In November 2017, Lord and Miller commented on their departure from Solo: A Star Wars Story. Lord stated "The experience of shooting the movie was wonderful. We had the most incredible cast and crew and collaborators. [...] We're really proud of the work we did on the movie and we wish everybody the best." Miller added "As Phil said, we had such a great relationship with cast and crew, we were really rooting for them. After we took a much-needed vacation, we got back into it and now we're writing and producing a sequel to The Lego Movie and producing a Miles Morales animated Spider-Man."

===Artemis===
In September 2017, Lord and Miller were announced as co-directors of the film adaptation of Andy Weir's 2017 novel Artemis. Geneva Robertson-Dworet would adapt the novel. However, due to the Disney-Fox merger and producer Simon Kinberg ending his deal with the company, the fate of the project is unknown. Despite that, while promoting Project Hail Mary, Lord and Miller still expressed interest in directing Artemis in the near future.

===Last Human===
By February 2019, Phil Lord and Christopher Miller were set to direct and produce the live-action/animated hybrid adaptation of Lee Bacon's children's book Last Human for Tristar Pictures and Henry Gayden writing the screenplay.

===Untitled Andy Weir project===
On November 14, 2019, Lord and Miller were set to direct an original story from Andy Weir for Universal Pictures.

===Untitled Wellness sit-com===
On December 19, 2019, Lord and Miller were set to produce Nicole Delaney & Matt Hausfater's wellness sit-com for Fox.

==2020s==
===Everyday Parenting Tips===
In August 2020, it was announced that Lord and Miller would produce an adaptation of Simon Rich's short story Everyday Parenting Tips, with Rich set to both write the screenplay & produce the movie, Paul King attached to direct, and Ryan Reynolds attached to star and produce through Maximum Effort for Universal Pictures.

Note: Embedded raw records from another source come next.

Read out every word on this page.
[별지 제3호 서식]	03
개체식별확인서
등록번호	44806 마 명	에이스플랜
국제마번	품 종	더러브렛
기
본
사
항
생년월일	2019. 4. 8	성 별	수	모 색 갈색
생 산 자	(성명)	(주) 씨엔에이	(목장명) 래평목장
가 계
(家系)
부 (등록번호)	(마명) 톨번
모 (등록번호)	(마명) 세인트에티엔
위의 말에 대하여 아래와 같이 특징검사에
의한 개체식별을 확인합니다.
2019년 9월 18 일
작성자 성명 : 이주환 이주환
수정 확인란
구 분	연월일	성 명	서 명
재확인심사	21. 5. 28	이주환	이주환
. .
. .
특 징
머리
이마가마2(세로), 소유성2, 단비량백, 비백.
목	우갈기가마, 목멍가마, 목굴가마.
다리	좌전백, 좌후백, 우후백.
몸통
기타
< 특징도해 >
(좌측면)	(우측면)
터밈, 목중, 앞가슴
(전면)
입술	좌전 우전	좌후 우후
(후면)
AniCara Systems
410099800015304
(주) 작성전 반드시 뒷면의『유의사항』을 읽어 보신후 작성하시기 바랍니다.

===Untitled Universal Monsters comedic thriller===
In November 2020, it was announced that Lord and Miller would produce and possibly direct a Universal Monsters comedic thriller, with Wes Tooke set to write the screenplay based on the story idea from Reid Carolin, and Channing Tatum attached to star and produce through his Free Association company with Carolin & Peter Kiernan for Universal Pictures.

===The Premonition===
In May 2021, it was announced that Lord and Miller would produce and direct an adaptation of the book The Premonition: A Pandemic Story, which chronicles the early days of the COVID-19 pandemic.

===Untitled Hall & Oates biopic===
In a 2022 interview with /Film during promotion of The Afterparty, Lord and Miller expressed interest in making a biopic of Hall & Oates.

===Western TV series===
In March 2022, it was announced that Lord and Miller would produce Michelle Morgan's Western comedy series Western, in collaboration with Sony Pictures Television and Amazon Studios for Amazon Freevee, with a cast led by Anna Konkle, Guy Burnet, Luca Diaz and Daniella Pineda. In March 2023, Freevee passed on the series, and agreed that the series can be shopped around to another platform.